Uno de los aspectos que se aplicó con mayor trascendencia fue el aumento de la demografía española; para ello el conde-duque prohibió la emigración y benefició la inmigración y las familias numerosas. Para favorecer la educación de los españoles, mandó construir el Colegio Real de Madrid en 1629 y otras instituciones, dirigidas principalmente por jesuitas. Dentro de esta dinámica de reforma de la moral, dos pragmáticas firmadas por Felipe IV pretendieron abolir la prostitución en todos los territorios de la Monarquía.

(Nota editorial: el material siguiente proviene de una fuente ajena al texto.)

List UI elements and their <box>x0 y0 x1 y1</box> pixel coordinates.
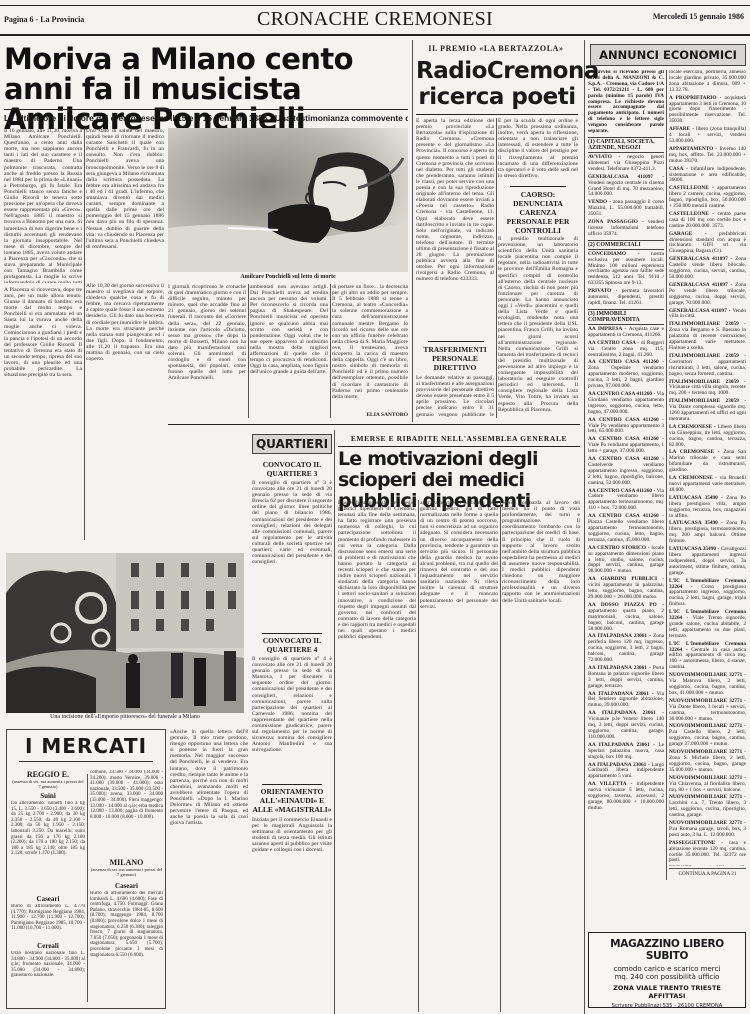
classified-ad[interactable]: CASTELLEONE - centro paese casa di 100 m… <box>669 212 746 230</box>
ad-text: Viale Po vendiamo appartamento, 1 letto … <box>588 442 664 454</box>
milano-caseari-title: Caseari <box>90 882 163 890</box>
reggio-title: REGGIO E. <box>11 770 85 779</box>
classified-ad[interactable]: AA CENTRO STORICO - locale su appartamen… <box>588 546 664 576</box>
classified-ad[interactable]: LATUACASA 35490 - Cavatigozzi libero app… <box>669 547 746 577</box>
funeral-engraving[interactable] <box>6 553 244 713</box>
lead-subhead: Le ultime ore di dolore del cremonese tr… <box>4 113 408 123</box>
classified-ad[interactable]: VENDO - zona passaggio il corso Mazzini,… <box>588 200 664 218</box>
classified-ad[interactable]: locale esercizio, portineria, annesso lo… <box>669 70 746 94</box>
ad-text: Castelverde vendiamo appartamento ingres… <box>588 462 664 486</box>
lead-col5: di portare un fiore... la decrescita per… <box>332 284 408 412</box>
classified-ad[interactable]: L'IC L'Immobiliare Cremona 32264 - Viale… <box>669 610 746 640</box>
classified-ad[interactable]: GENERALCASA 411097 - Vendo villa in citt… <box>669 309 746 321</box>
caorso-headline[interactable]: CAORSO: DENUNCIATA CARENZA PERSONALE PER… <box>498 190 578 235</box>
classified-ad[interactable]: AA CENTRO CASA - di Ruggeri via Centro z… <box>588 341 664 359</box>
lead-col1b: A Piacenza si ricoverava, dopo tre anni,… <box>4 287 82 542</box>
quartieri-title: QUARTIERI <box>252 434 332 454</box>
classified-ad[interactable]: PRIVATO - permuta lavoratori autonomi, d… <box>588 289 664 307</box>
classified-ad[interactable]: CASTELLEONE - appartamento libero 2 came… <box>669 186 746 210</box>
quartiere4-body: Il consiglio di quartiere n° 4 è convoca… <box>252 656 332 776</box>
classified-ad[interactable]: AA CENTRO CASA 411260 - Via Cadore vendi… <box>588 489 664 513</box>
cereali-prices-cont: comune, 33.500 - 34.000 (34.000 - 34.200… <box>90 770 163 848</box>
col-divider <box>666 70 667 880</box>
annunci-col1: Gli avvisi si ricevono presso gli uffici… <box>588 70 664 878</box>
radio-col2: È per la scuola di ogni ordine e grado. … <box>498 118 578 178</box>
continued-notice[interactable]: CONTINUA A PAGINA 21 <box>669 868 746 877</box>
col-divider <box>248 284 249 418</box>
reggio-caseari-prices: Burro di affioramento L. 4.770 (4.770); … <box>11 904 85 940</box>
lead-col2: Uno stato di salute del maestro, quindi … <box>86 128 164 278</box>
milano-caseari-prices: Burro di affioramento dei mercati lombar… <box>90 891 163 981</box>
col-divider <box>500 500 501 1012</box>
classified-ad[interactable]: AA GIARDINI PUBBLICI - vicini appartamen… <box>588 577 664 601</box>
classified-ad[interactable]: NUOVOIMMOBILIARE 32771 - Via Mantova lib… <box>669 673 746 697</box>
section-title: CRONACHE CREMONESI <box>0 8 750 31</box>
mercati-col2: comune, 33.500 - 34.000 (34.000 - 34.200… <box>90 770 163 981</box>
rule <box>262 784 322 785</box>
quartiere4-headline[interactable]: CONVOCATO IL QUARTIERE 4 <box>252 636 332 654</box>
classified-ad[interactable]: NUOVOIMMOBILIARE 32771 - P.za Castello l… <box>669 724 746 748</box>
classified-ad[interactable]: AA CENTRO CASA 411260 - Castelverde vend… <box>588 457 664 487</box>
medici-col2: aggravamento del problema della guardia … <box>420 500 498 1012</box>
classified-ad[interactable]: LATUACASA 35490 - Zona Po libera prestig… <box>669 496 746 520</box>
trasferimenti-headline[interactable]: TRASFERIMENTI PERSONALE DIRETTIVO <box>416 345 494 372</box>
magazzino-ad[interactable]: MAGAZZINO LIBERO SUBITO comodo carico e … <box>588 932 746 1008</box>
rule <box>338 446 580 447</box>
radio-headline[interactable]: RadioCremona ricerca poeti <box>416 58 578 110</box>
issue-date: Mercoledì 15 gennaio 1986 <box>653 12 744 21</box>
ad-text: Costruttori appartamenti ristrutturati, … <box>669 359 746 377</box>
classified-ad[interactable]: AA CENTRO CASA 411260 - Zona Ospedale ve… <box>588 360 664 390</box>
classified-ad[interactable]: AA ITALPADANA 23061 - Le Sperlari palazz… <box>588 743 664 761</box>
col-divider <box>84 128 85 540</box>
ad-title: MAGAZZINO LIBERO SUBITO <box>589 938 745 962</box>
ad-text: P.za Castello libero, 2 letti, soggiorno… <box>669 729 746 747</box>
lead-continuation: «Anche in quella lettera dell'8 gennaio,… <box>170 729 248 1009</box>
rule <box>168 424 580 425</box>
lead-col2b: Alle 10,30 del giorno successivo il maes… <box>86 283 164 541</box>
classified-ad[interactable]: ITALIMMOBILIARE 23059 - Costruttori appa… <box>669 354 746 378</box>
mercati-reggio: REGGIO E. (assenza di set. ma aumenta i … <box>11 770 85 981</box>
classified-ad[interactable]: AVVIATO - negozio generi alimentari via … <box>588 155 664 173</box>
quartiere3-headline[interactable]: CONVOCATO IL QUARTIERE 3 <box>252 460 332 478</box>
lead-col3: I giornali ricoprirono le cronache di qu… <box>168 284 246 418</box>
classified-ad[interactable]: NUOVOIMMOBILIARE 32771 - Via Dante liber… <box>669 699 746 723</box>
annunci-col2-list: locale esercizio, portineria, annesso lo… <box>669 70 746 866</box>
col-divider <box>330 284 331 418</box>
orientamento-headline[interactable]: ORIENTAMENTO ALL'«EINAUDI» E ALLE «MAGIS… <box>252 787 332 814</box>
annunci-title: ANNUNCI ECONOMICI <box>590 44 746 66</box>
classified-ad[interactable]: AA IMPRESA - Acquista case e appartament… <box>588 327 664 339</box>
ad-text: Via Chiavenna, al fiordaliso libero, mq.… <box>669 781 746 793</box>
cereali-title: Cereali <box>11 942 85 950</box>
classified-ad[interactable]: LATUACASA 35490 - Zona Po libero, presti… <box>669 521 746 545</box>
classified-ad[interactable]: ZONA PASSAGGIO - vendesi licenze informa… <box>588 220 664 238</box>
classified-ad[interactable]: GENERALCASA 411097 - Zona Castello vende… <box>669 257 746 281</box>
classified-ad[interactable]: GENERALCASA 411097 - Zona Po vende liber… <box>669 283 746 307</box>
classified-ad[interactable]: L'IC L'Immobiliare Cremona 32264 - Corso… <box>669 579 746 609</box>
classified-ad[interactable]: AA CENTRO CASA 411260 - Viale Po vendiam… <box>588 437 664 455</box>
classified-ad[interactable]: L'IC L'Immobiliare Cremona 32264 - Centr… <box>669 642 746 672</box>
ad-category-header: (2) COMMERCIALI <box>588 240 664 250</box>
milano-title: MILANO <box>90 858 163 867</box>
ad-text: P.za Romana garage, tavoli, box, 3 posti… <box>669 826 746 838</box>
classified-ad[interactable]: CASA - bifamiliare indipendente, sistema… <box>669 167 746 185</box>
classified-ad[interactable]: A PROPRIETARIO - acquisterà appartamento… <box>669 96 746 126</box>
ad-line5: Scrivere Pubblinazi 535 - 26100 CREMONA <box>589 1003 745 1009</box>
ad-text: Vendesi negozio centrale in cinema Grand… <box>588 180 664 198</box>
ad-text: Zona S. Michele libero, 2 letti, soggior… <box>669 755 746 773</box>
ad-category-header: (1) CAPITALI, SOCIETÀ, AZIENDE, NEGOZI <box>588 137 664 153</box>
classified-ad[interactable]: LA CREMONESE - Libero libero via Giusepp… <box>669 425 746 449</box>
ad-line1: comodo carico e scarico merci <box>589 965 745 973</box>
medici-kicker: EMERSE E RIBADITE NELL'ASSEMBLEA GENERAL… <box>338 434 580 443</box>
suini-prices: Da allevamento: suinetti fino a kg 15, L… <box>11 801 85 893</box>
annunci-col2: locale esercizio, portineria, annesso lo… <box>669 70 746 866</box>
trasferimenti-body: Le domande relative ai passaggi, ai tras… <box>416 375 494 418</box>
classified-ad[interactable]: AA CENTRO CASA 411260 - Via Giordano ven… <box>588 392 664 416</box>
classified-ad[interactable]: NUOVOIMMOBILIARE 32771 - Zona S. Michele… <box>669 750 746 774</box>
subhead-rule <box>4 109 408 110</box>
classified-ad[interactable]: ITALIMMOBILIARE 23059 - Via Dante comple… <box>669 399 746 423</box>
portrait-illustration <box>168 128 408 272</box>
ad-category-header: (3) IMMOBILI COMPRAVENDITA <box>588 309 664 325</box>
ad-text: Viale Po vendiamo appartamento 3 letti, … <box>588 423 664 435</box>
classified-ad[interactable]: AA ITALPADANA 23061 - Via Bel Sentiero s… <box>588 692 664 710</box>
classified-ad[interactable]: LA CREMONESE - via Brunelli nuovi appart… <box>669 476 746 494</box>
classified-ad[interactable]: PASSEGGETTONE - casa e abitazione recent… <box>669 841 746 865</box>
classified-ad[interactable]: AA ITALPADANA 23061 - Zona periferia lib… <box>588 634 664 664</box>
radio-col1: È aperta la terza edizione del premio pr… <box>416 118 494 310</box>
masthead-rule <box>0 34 750 36</box>
classified-ad[interactable]: AA ITALPADANA 23061 - Largo Garibaldi li… <box>588 763 664 781</box>
ad-advertiser: PRIVATO - <box>669 865 701 866</box>
reggio-note: (assenza di set. ma aumenta i prezzi del… <box>11 779 85 789</box>
col-divider <box>584 40 585 1014</box>
classified-ad[interactable]: GARAGE - prefabbricati dimensioni standa… <box>669 232 746 256</box>
ad-text: locale esercizio, portineria, annesso lo… <box>669 70 746 93</box>
ad-text: Zona Ospedale vendiamo appartamento mode… <box>588 365 664 389</box>
funeral-illustration <box>6 553 244 713</box>
classified-ad[interactable]: AA CENTRO CASA 411260 - Piazza Castello … <box>588 514 664 544</box>
col-divider <box>412 40 413 422</box>
medici-col3: Sanità lombarda al lavoro del medico ha … <box>502 500 580 1012</box>
radio-kicker: IL PREMIO «LA BERTAZZOLA» <box>416 44 576 53</box>
classified-ad[interactable]: NUOVOIMMOBILIARE 32771 - Lacchini c.a. 7… <box>669 795 746 819</box>
lead-col4: ambientati non avevano artigli. Dal Ponc… <box>250 284 328 418</box>
classified-ad[interactable]: AA VILLETTA - indipendente nuova vicinan… <box>588 782 664 812</box>
classified-ad[interactable]: AFFARE - libero (zona tranquilla) 4 loca… <box>669 127 746 145</box>
classified-ad[interactable]: AA CENTRO CASA 411260 - Viale Po vendiam… <box>588 418 664 436</box>
classified-ad[interactable]: AA DOSSO PIAZZA PO - appartamento quarto… <box>588 603 664 633</box>
rule <box>416 114 578 115</box>
ad-line2: mq. 240 con possibilità ufficio <box>589 973 745 981</box>
rule <box>19 761 153 762</box>
cereali-prices: Orzo nostrano nazionale fino L. 34.800 -… <box>11 951 85 981</box>
suini-title: Suini <box>11 792 85 800</box>
mercati-title: I MERCATI <box>7 734 165 758</box>
classified-ad[interactable]: NUOVOIMMOBILIARE 32771 - P.za Romana gar… <box>669 821 746 839</box>
orientamento-body: Iniziata per il commercio Einaudi e per … <box>252 817 332 1012</box>
ad-text: Via Dante complesso signorile mq. 1260 a… <box>669 404 746 422</box>
ad-text: Vicinanze città villa singola, recente m… <box>669 384 746 396</box>
rule <box>262 633 322 634</box>
lead-col1: Il 16 gennaio, alle 11,20, moriva a Mila… <box>4 128 82 283</box>
ad-text: nostra esclusiva per assumere locali. Mi… <box>588 251 664 287</box>
annunci-col1-list: (1) CAPITALI, SOCIETÀ, AZIENDE, NEGOZIAV… <box>588 137 664 812</box>
ad-line3: ZONA VIALE TRENTO TRIESTE <box>589 984 745 992</box>
annunci-intro: Gli avvisi si ricevono presso gli uffici… <box>588 70 664 135</box>
portrait-caption: Amilcare Ponchielli sul letto di morte <box>168 274 408 280</box>
col-divider <box>87 774 88 1002</box>
ad-text: Vicinanze p.le Veneto libero 140 mq, 3 l… <box>588 716 664 740</box>
medici-col1: L'assemblea generale dei medici pubblici… <box>338 500 416 1012</box>
ad-text: Piazza Castello vendiamo libero appartam… <box>588 519 664 543</box>
col-divider <box>496 118 497 418</box>
caorso-body: Il presidio multizonale di prevenzione, … <box>498 236 578 418</box>
ad-text: Lacchini c.a. 7, Trento libero, 3 letti,… <box>669 800 746 818</box>
ad-text: Via Mantova libero, 2 letti, soggiorno, … <box>669 678 746 696</box>
classified-ad[interactable]: AA ITALPADANA 23061 - Porta Romana in pa… <box>588 666 664 690</box>
mercati-box: I MERCATI REGGIO E. (assenza di set. ma … <box>6 729 166 1009</box>
ad-text: Zona via Bergamo e S. Bassano in palazzi… <box>669 327 746 351</box>
caseari-title: Caseari <box>11 895 85 903</box>
classified-ad[interactable]: GENERALCASA 411097 - Vendesi negozio cen… <box>588 175 664 199</box>
classified-ad[interactable]: ITALIMMOBILIARE 23059 - Vicinanze città … <box>669 380 746 398</box>
classified-ad[interactable]: APPARTAMENTO - Inverno 140 mq, box, affi… <box>669 147 746 165</box>
classified-ad[interactable]: AA ITALPADANA 23061 - Vicinanze p.le Ven… <box>588 711 664 741</box>
quartiere3-body: Il consiglio di quartiere n° 3 è convoca… <box>252 480 332 600</box>
top-rule <box>0 5 750 6</box>
col-divider <box>334 430 335 1014</box>
rule <box>510 186 566 187</box>
ponchielli-deathbed-photo[interactable] <box>168 128 408 272</box>
ad-text: Via Dante libero, 3 locali + servizi, ca… <box>669 704 746 722</box>
funeral-caption: Una incisione dell'«Emporio pittoresco» … <box>6 714 244 720</box>
ad-line4: AFFITTASI <box>589 992 745 1000</box>
col-divider <box>418 500 419 1012</box>
classified-ad[interactable]: LA CREMONESE - Zona San Marino trilocale… <box>669 450 746 474</box>
classified-ad[interactable]: CONCEDIAMO - nostra esclusiva per assume… <box>588 252 664 287</box>
ad-text: appartamento quarto piano, 2 matrimonial… <box>588 608 664 632</box>
ad-text: vicini appartamento in palazzina, letto,… <box>588 582 664 600</box>
classified-ad[interactable]: NUOVOIMMOBILIARE 32771 - Via Chiavenna, … <box>669 776 746 794</box>
milano-note: (assenza di set. ma aumenta i prezzi del… <box>90 867 163 877</box>
byline: ELIA SANTORO <box>332 412 408 418</box>
classified-ad[interactable]: ITALIMMOBILIARE 23059 - Zona via Bergamo… <box>669 322 746 352</box>
rule <box>428 341 484 342</box>
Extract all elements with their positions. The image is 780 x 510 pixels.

Se recurrió a la introducción de nuevos impuestos a la Corona, repartidos de manera más equitativa. Los antiguos reinos periféricos opusieron resistencia a estos nuevos impuestos, muchas veces con motines. La nobleza no aceptó un impuesto sobre las elevadas rentas del Reino ni la tasa sobre productos de lujo, y bloqueó continuamente estas medidas. Esta reforma fracasó en un momento en que los gastos aumentaron. Por todo ello, el conde-duque tuvo que buscar dinero en la emisión de juros, préstamos de banqueros judíos portugueses, nuevas contribuciones votadas en Cortes y la declaración de bancarrota —en realidad, suspensión de pagos— en momentos de extrema necesidad. El conde-duque también intentó crear un banco nacional con el fin de facilitar el comercio y contribuir a los gastos de la Monarquía. Para formar un capital solicitó una contribución especial sobre los patrimonios superiores a 2.000 ducados de renta, pero la nobleza volvió a oponerse, lo que causó su fracaso. La monarquía de Felipe IV se vio envuelta en una recesión económica que afectó a toda Europa, y que en España se notó más por la necesidad de mantener una costosa política exterior. Esto llevó a la subida de los impuestos, al secuestro de remesas de metales preciosos procedentes de las Indias, a la venta de juros y cargos públicos, a la devaluación de la moneda, etcétera. Todo con tal de generar nuevos recursos que pudiesen paliar la terrible crisis económica provocada por la participación española en la guerra de los Treinta Años. Para ello Olivares puso en marcha el proyecto de la Unión de Armas y a cada territorio de la Corona se le exigió que colaborase con una cantidad de soldados proporcional a su población. Los catalanes se negaron y Olivares suspendió las Cortes, comenzando así un conflicto con el Principado en el que la unidad de España, y hasta su propia supervivencia, se verá comprometida.